À ces labels s'ajoutent des marquages supplémentaires qui prennent davantage la forme d'un score : EcoScore, PlanetScore, Rémunérascore (avant une possible généralisation obligatoire dans les années à venir), etc.


* 32 L'article 4 du règlement prévoyait qu'elle le fasse d'ici le 19 janvier 2009.

* 33 Rapport d'information n° 346 (2020-2021) de M. Pierre MÉDEVIELLE, fait au nom de la commission des affaires européennes, déposé le 4 février 2021.

* 34 Résolution du Sénat du 8 mars 2021, en application de l'article 73 quater du Règlement, sur la mise en oeuvre du règlement (CE) n° 1924/2006 du Parlement européen et du Conseil du 20 décembre 2006 concernant les allégations nutritionnelles et de santé portant sur les denrées alimentaires.

* 35 Règlement (CE) n° 1223/2009 du Parlement européen et du Conseil du 30 novembre 2009 relatif aux produits cosmétiques.

* 36 Règlement (UE) n° 655/2013 de la Commission du 10 juillet 2013 établissant les critères communs auxquels les allégations relatives aux produits cosmétiques doivent répondre pour pouvoir être utilisées.

* 37 À noter la définition ambitieuse que la Commission européenne entend donner à la certification dans la proposition de directive modifiant les directives 2005/29/CE et 2011/83/UE pour donner aux consommateurs les moyens d'agir en faveur de la transition écologique : « un système de vérification par un tiers, ouvert, à des conditions transparentes, équitables et non discriminatoires, à tous les professionnels désireux et en mesure de se conformer aux exigences du système, qui certifie qu'un produit est conforme à certaines exigences et pour lequel le contrôle de la conformité est objectif, fondé sur des normes et procédures internationales, européennes ou nationales, et effectué par une partie indépendante tant du propriétaire du système que du professionnel ».

* 38 Décret n° 2018-1043 du 28 novembre 2018 créant un label « Bas-carbone ». À noter toutefois que ce label récompense des projets permettant la réduction des émissions de gaz à effet de serre, et non pas des produits en tant que tels.
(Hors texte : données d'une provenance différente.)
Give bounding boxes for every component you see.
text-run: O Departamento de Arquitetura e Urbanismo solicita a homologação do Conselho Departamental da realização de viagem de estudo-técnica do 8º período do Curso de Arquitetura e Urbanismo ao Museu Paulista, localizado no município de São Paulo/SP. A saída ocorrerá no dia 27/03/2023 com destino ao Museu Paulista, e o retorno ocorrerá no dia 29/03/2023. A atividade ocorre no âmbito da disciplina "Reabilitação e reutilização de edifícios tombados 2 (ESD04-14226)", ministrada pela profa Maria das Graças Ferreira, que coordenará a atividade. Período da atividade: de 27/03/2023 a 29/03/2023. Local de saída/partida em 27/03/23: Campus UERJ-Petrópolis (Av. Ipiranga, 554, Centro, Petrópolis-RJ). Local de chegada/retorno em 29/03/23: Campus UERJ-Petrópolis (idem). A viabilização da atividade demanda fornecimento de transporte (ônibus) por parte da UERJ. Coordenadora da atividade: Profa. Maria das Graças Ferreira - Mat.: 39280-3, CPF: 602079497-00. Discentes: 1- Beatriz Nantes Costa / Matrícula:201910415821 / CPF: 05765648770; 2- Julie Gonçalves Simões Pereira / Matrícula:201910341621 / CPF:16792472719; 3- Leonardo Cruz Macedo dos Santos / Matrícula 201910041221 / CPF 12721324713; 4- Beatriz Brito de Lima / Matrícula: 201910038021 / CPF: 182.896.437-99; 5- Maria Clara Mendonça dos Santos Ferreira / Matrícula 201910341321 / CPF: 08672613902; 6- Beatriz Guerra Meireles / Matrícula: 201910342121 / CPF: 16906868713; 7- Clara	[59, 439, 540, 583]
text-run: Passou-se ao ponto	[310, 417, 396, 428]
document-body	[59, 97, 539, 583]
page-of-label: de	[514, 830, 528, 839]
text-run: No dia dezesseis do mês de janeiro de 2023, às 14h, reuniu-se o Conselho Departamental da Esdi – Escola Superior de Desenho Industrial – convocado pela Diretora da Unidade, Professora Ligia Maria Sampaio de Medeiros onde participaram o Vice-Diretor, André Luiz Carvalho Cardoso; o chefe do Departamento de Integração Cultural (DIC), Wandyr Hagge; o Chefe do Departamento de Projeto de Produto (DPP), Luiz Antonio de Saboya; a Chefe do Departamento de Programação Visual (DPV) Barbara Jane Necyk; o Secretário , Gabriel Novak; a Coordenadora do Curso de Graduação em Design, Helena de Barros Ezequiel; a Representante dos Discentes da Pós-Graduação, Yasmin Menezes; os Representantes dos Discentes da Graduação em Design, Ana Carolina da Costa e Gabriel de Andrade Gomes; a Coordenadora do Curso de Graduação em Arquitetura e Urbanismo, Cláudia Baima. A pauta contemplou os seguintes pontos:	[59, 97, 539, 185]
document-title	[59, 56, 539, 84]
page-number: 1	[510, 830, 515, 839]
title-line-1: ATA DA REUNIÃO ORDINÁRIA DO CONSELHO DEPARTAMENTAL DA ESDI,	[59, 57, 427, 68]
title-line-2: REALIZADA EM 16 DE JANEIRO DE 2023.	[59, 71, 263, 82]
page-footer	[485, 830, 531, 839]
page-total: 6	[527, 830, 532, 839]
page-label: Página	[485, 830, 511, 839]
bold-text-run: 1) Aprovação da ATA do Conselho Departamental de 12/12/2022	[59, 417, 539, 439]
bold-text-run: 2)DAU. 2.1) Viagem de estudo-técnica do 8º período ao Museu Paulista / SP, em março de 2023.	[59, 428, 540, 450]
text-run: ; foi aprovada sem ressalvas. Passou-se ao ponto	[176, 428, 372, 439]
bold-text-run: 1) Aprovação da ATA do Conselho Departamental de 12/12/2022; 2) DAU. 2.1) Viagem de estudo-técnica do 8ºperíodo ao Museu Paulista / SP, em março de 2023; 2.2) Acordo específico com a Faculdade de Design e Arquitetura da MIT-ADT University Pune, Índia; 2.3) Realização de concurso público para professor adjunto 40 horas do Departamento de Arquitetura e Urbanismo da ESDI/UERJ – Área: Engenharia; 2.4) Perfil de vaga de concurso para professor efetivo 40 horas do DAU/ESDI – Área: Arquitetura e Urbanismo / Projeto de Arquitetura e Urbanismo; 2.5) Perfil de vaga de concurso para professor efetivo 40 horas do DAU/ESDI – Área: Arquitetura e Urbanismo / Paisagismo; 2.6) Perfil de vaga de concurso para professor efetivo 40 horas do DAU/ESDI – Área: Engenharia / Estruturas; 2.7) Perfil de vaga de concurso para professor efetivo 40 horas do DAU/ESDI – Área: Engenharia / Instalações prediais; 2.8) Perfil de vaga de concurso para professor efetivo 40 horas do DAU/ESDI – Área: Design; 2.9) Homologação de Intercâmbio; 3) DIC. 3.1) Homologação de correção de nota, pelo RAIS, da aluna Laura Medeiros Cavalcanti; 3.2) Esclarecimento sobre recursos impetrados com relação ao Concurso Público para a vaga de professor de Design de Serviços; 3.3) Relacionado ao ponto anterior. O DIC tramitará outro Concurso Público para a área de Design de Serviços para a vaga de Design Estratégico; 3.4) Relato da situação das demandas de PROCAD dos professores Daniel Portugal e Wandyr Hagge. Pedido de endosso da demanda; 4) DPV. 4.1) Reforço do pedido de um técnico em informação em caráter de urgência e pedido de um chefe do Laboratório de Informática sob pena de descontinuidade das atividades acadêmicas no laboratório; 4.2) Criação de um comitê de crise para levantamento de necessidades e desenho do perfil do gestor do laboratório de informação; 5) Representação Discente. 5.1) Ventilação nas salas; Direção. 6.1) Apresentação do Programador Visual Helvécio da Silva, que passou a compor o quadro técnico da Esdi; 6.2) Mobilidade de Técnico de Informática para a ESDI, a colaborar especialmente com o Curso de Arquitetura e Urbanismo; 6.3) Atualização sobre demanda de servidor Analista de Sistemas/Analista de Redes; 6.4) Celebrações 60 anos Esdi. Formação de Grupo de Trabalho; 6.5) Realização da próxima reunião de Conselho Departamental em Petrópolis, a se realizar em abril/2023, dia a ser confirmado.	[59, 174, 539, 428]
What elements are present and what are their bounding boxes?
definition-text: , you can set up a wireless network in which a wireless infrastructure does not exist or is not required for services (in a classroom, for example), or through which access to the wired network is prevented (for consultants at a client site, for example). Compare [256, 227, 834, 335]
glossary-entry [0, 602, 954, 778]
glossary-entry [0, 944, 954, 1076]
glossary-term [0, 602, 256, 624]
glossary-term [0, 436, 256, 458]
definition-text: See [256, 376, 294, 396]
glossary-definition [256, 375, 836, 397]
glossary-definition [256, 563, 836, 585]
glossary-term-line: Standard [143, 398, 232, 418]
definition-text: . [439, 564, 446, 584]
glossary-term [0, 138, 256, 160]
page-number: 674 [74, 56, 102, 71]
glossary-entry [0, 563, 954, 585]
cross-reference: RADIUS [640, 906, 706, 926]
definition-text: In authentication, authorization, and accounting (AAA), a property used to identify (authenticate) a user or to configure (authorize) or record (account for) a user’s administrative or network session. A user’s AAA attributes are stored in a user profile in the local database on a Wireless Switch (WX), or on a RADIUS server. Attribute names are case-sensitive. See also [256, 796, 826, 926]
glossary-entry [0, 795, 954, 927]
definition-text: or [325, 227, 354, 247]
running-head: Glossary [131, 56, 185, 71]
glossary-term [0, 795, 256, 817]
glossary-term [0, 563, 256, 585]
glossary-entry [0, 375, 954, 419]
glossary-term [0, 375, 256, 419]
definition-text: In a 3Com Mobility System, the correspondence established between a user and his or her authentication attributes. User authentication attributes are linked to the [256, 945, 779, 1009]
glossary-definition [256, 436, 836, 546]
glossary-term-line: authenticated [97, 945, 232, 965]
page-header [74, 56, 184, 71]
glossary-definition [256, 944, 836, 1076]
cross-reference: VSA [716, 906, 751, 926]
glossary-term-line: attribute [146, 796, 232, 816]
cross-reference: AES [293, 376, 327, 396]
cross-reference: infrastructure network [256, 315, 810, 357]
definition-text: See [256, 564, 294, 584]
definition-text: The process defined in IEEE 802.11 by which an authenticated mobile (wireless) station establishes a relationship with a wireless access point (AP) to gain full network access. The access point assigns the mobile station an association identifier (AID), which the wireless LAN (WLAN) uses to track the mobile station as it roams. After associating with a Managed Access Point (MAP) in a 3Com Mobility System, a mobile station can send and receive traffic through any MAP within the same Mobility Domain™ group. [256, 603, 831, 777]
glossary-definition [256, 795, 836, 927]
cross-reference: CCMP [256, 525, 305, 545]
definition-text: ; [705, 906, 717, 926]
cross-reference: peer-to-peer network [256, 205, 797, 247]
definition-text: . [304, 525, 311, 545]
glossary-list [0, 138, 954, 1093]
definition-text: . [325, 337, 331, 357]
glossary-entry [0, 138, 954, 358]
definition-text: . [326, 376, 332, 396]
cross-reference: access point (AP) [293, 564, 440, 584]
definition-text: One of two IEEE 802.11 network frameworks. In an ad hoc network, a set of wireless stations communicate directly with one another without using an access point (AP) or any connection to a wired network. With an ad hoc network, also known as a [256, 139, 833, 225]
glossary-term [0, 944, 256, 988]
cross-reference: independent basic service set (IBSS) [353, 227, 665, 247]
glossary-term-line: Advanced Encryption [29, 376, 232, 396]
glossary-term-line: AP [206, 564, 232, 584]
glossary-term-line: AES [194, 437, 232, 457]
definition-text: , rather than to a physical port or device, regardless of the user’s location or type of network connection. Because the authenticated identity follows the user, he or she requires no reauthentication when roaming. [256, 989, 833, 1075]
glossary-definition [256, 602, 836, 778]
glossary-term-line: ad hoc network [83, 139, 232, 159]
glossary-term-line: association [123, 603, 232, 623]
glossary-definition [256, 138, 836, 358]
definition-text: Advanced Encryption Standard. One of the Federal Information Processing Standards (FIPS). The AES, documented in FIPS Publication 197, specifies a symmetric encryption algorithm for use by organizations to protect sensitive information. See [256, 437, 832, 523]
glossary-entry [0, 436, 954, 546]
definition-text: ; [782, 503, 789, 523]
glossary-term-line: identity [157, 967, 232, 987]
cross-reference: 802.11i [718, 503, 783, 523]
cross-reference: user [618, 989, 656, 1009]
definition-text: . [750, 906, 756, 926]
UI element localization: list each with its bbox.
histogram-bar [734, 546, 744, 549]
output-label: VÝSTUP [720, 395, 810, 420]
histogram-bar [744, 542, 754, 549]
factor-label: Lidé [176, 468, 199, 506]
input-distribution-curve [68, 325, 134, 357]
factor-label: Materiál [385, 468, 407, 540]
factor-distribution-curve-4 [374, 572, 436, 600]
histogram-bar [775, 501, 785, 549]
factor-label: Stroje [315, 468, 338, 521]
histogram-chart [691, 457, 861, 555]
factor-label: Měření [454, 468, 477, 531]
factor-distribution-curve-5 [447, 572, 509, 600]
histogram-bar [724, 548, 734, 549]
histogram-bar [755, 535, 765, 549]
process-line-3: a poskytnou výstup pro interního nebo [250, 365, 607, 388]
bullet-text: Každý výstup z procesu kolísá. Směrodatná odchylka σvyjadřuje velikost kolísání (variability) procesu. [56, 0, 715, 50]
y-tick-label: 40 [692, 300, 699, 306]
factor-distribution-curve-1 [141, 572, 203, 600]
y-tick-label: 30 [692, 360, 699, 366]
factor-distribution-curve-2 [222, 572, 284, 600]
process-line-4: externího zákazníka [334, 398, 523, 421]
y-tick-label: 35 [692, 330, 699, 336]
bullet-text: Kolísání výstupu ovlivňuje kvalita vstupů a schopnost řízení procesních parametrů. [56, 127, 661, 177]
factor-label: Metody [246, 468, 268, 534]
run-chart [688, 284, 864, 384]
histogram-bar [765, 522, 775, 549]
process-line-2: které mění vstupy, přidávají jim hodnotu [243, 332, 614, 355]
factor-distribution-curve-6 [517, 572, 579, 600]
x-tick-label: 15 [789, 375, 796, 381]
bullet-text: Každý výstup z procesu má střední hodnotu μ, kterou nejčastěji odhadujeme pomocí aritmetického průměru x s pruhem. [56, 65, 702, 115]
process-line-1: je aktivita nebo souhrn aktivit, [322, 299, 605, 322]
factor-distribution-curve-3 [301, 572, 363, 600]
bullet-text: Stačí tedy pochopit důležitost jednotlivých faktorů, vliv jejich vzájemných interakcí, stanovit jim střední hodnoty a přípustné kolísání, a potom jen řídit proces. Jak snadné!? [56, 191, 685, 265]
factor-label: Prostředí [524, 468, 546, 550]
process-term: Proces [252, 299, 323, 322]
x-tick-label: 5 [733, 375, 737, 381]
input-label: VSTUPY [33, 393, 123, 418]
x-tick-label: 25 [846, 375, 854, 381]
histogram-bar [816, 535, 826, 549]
* 39 Art. L. 640-2-1 du code rural et de la pêche maritime : « Les produits agricoles, forestiers ou alimentaires et les produits de la mer, bruts ou transformés peuvent, dans le respect de la réglementation de l'Union européenne et sans préjudice de l'application de l'article L. 640-2, bénéficier de labels privés. Ces labels privés, issus d'une démarche collective, sont encadrés par un cahier des charges précis, qui garantit notamment une qualité particulière, des conditions de production respectueuses de l'environnement ou la juste rémunération du producteur agricole, distinguant ces produits des produits similaires habituellement commercialisés. La mise en oeuvre de ce cahier des charges et la conformité des produits qui bénéficient du label à ce même cahier des charges font l'objet d'un contrôle régulier ».